For example, if at a given time an individual reports that he had difficulty with mathematics, the researcher may expect that adult to say that he also had difficulty with arithmetic. If the adult fails to do so at a later time, the researcher may conclude that the adult was not consistent in the answers he gave and obviously was providing a false answer. The researcher's conclusion may be correct. However, before accepting it, the researcher needs to consider the following questions: (1) Does the participant view x (arithmetic) as a subset of y (mathematics)? (2) Are the questions phrased identically, and does the subject perceive them as being identically phrased? And (3), is there a possibility that the participant's original answer was insufficiently differentiated? (As he thought about it, he began to see that the difficulty he had experienced was with algebra, and he actually even enjoyed geometry and arithmetic.) The point is that the investigator should not immediately perceive one of two conflicting answers to be purposely false. The problem may be in the structure of an interview question or a questionnaire item.
This example illustrates the reason for pretesting all data-gathering devices. In scientific research, the question of the credibility of data-gathering instruments and procedures is crucial. Another essential aspect of credibility is the question "Are the data that the researcher proposes to collect directly related to the conjecture?" This, of course, brings us back once again to the issue of validity. Validity is a more fundamental problem than reliability, because the reliability of the data would not. matter if the data could not be used in a direct test of the conjecture.
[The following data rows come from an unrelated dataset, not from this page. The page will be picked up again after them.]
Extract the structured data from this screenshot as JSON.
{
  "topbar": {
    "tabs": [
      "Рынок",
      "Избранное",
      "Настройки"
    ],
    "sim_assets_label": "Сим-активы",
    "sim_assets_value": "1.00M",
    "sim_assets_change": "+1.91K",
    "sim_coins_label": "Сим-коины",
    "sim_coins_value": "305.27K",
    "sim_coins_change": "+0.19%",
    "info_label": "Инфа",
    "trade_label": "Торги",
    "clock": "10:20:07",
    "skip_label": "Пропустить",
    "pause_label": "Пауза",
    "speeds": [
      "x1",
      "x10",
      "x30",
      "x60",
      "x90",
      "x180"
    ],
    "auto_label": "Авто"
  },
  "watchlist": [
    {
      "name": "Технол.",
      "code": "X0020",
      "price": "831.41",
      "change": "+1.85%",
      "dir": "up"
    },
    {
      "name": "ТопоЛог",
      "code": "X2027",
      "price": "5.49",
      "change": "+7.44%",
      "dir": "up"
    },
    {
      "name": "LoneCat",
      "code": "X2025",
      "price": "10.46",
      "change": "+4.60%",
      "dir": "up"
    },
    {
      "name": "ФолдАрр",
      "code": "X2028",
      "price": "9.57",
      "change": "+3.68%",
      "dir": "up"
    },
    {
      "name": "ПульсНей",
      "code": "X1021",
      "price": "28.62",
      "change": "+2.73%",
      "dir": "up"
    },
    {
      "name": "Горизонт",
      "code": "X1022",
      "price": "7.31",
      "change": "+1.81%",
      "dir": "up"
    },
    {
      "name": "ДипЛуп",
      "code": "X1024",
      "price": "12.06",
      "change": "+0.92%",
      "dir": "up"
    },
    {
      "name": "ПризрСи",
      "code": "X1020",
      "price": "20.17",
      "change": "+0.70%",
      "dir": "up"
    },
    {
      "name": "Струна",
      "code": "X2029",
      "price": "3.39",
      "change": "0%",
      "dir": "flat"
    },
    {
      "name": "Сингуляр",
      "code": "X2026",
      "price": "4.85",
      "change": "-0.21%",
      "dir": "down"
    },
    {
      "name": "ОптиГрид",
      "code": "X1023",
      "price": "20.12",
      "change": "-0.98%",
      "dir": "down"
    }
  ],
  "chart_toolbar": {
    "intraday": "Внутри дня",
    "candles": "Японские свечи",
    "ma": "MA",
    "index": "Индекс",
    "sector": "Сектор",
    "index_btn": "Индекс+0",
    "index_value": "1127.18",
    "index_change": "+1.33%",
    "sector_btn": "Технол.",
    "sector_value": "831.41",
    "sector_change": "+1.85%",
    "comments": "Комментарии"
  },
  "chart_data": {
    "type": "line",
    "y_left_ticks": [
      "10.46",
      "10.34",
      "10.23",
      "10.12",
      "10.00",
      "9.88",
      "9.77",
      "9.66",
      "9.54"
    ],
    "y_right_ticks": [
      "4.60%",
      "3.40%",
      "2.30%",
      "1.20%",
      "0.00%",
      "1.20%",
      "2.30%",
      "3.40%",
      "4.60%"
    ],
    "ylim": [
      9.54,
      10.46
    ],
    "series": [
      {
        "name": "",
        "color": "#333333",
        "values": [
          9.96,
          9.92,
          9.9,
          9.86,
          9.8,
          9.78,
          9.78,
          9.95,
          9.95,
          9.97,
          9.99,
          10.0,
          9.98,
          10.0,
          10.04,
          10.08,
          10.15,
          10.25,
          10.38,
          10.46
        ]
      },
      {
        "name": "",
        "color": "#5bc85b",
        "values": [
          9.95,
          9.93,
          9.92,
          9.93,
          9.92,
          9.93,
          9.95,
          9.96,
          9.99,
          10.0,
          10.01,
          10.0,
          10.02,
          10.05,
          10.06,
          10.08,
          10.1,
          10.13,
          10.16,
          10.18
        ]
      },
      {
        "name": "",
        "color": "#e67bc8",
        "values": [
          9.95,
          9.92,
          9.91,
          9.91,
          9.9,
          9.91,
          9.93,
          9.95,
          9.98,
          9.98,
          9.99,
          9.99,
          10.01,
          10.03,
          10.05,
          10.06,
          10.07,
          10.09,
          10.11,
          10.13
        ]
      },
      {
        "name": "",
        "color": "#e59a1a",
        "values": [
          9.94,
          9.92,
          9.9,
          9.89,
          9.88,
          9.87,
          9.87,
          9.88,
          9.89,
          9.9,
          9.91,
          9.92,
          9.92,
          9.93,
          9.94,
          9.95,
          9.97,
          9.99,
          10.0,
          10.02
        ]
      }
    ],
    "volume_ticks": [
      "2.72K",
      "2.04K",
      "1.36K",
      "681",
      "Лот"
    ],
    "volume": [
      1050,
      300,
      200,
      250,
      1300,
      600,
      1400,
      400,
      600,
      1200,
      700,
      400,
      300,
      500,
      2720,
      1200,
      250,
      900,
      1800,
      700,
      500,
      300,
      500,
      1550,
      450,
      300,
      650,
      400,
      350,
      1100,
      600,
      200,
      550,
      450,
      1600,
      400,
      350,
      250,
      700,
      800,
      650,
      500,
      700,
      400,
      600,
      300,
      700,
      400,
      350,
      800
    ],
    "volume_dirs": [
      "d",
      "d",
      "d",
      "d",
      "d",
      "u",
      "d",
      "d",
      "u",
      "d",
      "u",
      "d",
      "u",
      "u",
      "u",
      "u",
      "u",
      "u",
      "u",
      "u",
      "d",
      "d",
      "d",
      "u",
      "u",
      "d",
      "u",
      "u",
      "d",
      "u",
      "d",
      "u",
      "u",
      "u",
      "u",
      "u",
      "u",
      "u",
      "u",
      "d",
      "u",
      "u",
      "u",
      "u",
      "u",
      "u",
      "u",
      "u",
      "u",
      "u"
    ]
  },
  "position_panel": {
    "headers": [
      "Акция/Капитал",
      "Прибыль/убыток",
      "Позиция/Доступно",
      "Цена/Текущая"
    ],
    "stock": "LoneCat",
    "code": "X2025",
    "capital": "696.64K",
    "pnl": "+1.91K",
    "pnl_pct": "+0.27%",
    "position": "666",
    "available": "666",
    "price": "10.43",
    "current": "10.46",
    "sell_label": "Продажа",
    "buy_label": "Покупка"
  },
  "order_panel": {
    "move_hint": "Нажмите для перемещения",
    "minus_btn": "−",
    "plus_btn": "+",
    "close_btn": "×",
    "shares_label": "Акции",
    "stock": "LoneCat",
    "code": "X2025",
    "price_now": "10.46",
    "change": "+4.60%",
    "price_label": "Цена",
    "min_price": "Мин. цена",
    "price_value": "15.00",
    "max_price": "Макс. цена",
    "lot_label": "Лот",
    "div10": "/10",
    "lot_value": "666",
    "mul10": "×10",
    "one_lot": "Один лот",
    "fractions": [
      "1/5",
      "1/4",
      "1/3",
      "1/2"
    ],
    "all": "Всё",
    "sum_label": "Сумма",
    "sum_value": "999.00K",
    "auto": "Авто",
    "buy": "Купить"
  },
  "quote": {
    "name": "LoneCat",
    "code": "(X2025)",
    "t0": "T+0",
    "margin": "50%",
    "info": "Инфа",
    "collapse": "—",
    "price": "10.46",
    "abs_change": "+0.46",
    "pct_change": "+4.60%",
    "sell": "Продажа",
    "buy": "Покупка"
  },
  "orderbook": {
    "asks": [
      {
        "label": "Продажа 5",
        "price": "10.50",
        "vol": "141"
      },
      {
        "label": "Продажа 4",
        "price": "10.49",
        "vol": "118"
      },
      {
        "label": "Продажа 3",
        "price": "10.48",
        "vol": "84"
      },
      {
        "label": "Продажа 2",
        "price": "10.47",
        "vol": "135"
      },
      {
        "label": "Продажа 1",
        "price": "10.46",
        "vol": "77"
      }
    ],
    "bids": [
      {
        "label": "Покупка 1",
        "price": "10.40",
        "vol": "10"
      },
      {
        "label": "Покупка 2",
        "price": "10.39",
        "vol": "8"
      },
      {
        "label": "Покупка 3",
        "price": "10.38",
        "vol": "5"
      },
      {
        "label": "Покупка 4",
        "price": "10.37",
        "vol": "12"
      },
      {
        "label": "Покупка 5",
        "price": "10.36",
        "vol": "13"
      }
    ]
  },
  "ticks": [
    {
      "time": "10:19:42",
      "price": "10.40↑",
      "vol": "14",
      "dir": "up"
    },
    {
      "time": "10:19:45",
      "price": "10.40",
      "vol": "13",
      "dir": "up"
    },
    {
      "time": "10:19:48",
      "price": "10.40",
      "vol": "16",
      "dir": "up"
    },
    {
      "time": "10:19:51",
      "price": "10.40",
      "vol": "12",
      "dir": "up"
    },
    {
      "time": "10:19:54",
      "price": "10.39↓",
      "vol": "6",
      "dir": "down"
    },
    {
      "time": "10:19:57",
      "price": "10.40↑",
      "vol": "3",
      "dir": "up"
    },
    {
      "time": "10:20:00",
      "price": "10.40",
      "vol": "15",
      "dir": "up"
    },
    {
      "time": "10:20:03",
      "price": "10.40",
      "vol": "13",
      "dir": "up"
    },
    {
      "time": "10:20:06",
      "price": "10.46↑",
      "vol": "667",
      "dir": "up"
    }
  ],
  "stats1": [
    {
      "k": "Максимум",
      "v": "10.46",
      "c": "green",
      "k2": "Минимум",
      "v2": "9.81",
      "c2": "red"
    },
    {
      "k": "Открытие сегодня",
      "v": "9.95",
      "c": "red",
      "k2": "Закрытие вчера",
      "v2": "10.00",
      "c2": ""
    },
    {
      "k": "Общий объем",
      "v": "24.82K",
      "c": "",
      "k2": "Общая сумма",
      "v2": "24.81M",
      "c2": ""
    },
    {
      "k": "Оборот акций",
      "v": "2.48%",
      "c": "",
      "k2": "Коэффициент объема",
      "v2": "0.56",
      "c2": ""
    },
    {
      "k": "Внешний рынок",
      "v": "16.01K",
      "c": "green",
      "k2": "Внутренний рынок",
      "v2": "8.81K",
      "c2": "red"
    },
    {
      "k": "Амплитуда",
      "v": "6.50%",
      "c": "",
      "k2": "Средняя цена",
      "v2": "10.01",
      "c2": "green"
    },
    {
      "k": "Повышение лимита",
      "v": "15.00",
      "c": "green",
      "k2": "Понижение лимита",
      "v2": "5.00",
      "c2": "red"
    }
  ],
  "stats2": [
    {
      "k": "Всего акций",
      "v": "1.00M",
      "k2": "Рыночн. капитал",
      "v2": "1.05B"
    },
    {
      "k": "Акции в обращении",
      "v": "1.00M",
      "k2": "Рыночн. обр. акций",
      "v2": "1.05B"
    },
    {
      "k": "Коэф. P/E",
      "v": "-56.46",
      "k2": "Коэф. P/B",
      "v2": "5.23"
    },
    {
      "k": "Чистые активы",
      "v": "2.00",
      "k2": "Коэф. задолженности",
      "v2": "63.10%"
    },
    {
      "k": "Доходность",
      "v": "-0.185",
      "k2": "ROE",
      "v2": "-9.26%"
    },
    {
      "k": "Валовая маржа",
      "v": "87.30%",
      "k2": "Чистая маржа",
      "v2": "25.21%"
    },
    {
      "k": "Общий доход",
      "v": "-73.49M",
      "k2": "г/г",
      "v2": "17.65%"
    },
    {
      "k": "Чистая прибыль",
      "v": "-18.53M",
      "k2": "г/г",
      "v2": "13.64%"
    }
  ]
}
Earlier I identified four kinds of validity: concurrent, construct, content, and predictive. Each is influenced by some common factors, and although I discuss these factors in relation to content validity, I want to remind the reader that they are also important in connection with other kinds of validity.
As the researcher concerns himself with instrument validity, he must examine how well a sample represents some general class. Thus, an achievement-test item that has been drawn from part of the subject matter of a course is assumed to represent the cluster of
information from which the item was drawn. Understanding the appropriate use of content validity in the development of instrumentation is essential. For example, let us return to the earlier conjecture that instructional groups whose members are working on dissimilar identity crises will reach a lower level of achievement than groups whose members have similar identity crises. Using Erikson's theory, the researcher derives sets of specifications for eight epigenetic identity crises and, with much work, develops statement items that express those unique specifications. Each of these steps must be subjected to tests of validity. In the first step the researcher writes the specifications and then must determine whether these are correct in terms of the theory from which he has drawn them. Accordingly, he gives the specifications to two or more judges, who decide on their correctness. If the judges are in total agreement, the researcher is ready to move on to the second step--testing the statement items developed from these specifications. This time the researcher asks the judges to determine whether each item is (1) an aspect of the eight crises, (2) classified in the category for which it was designed, and (3) exclusive-that is, it cannot be classified in more than one category.
Clearly, the production of an instrument, as far as content validity is concerned, is generally a very difficult undertaking. And thus it is naive to believe that the first attempt will produce success. In the case study discussed above, the investigator used judges to determine content validity. This is a common practice, and one that raises two issues that should be examined before I extend the discussion of validity. One issue has to do with the word objectivity and the other with intersubjective. The two are interwoven, but I shall discuss each separately at first in order to highlight specific points.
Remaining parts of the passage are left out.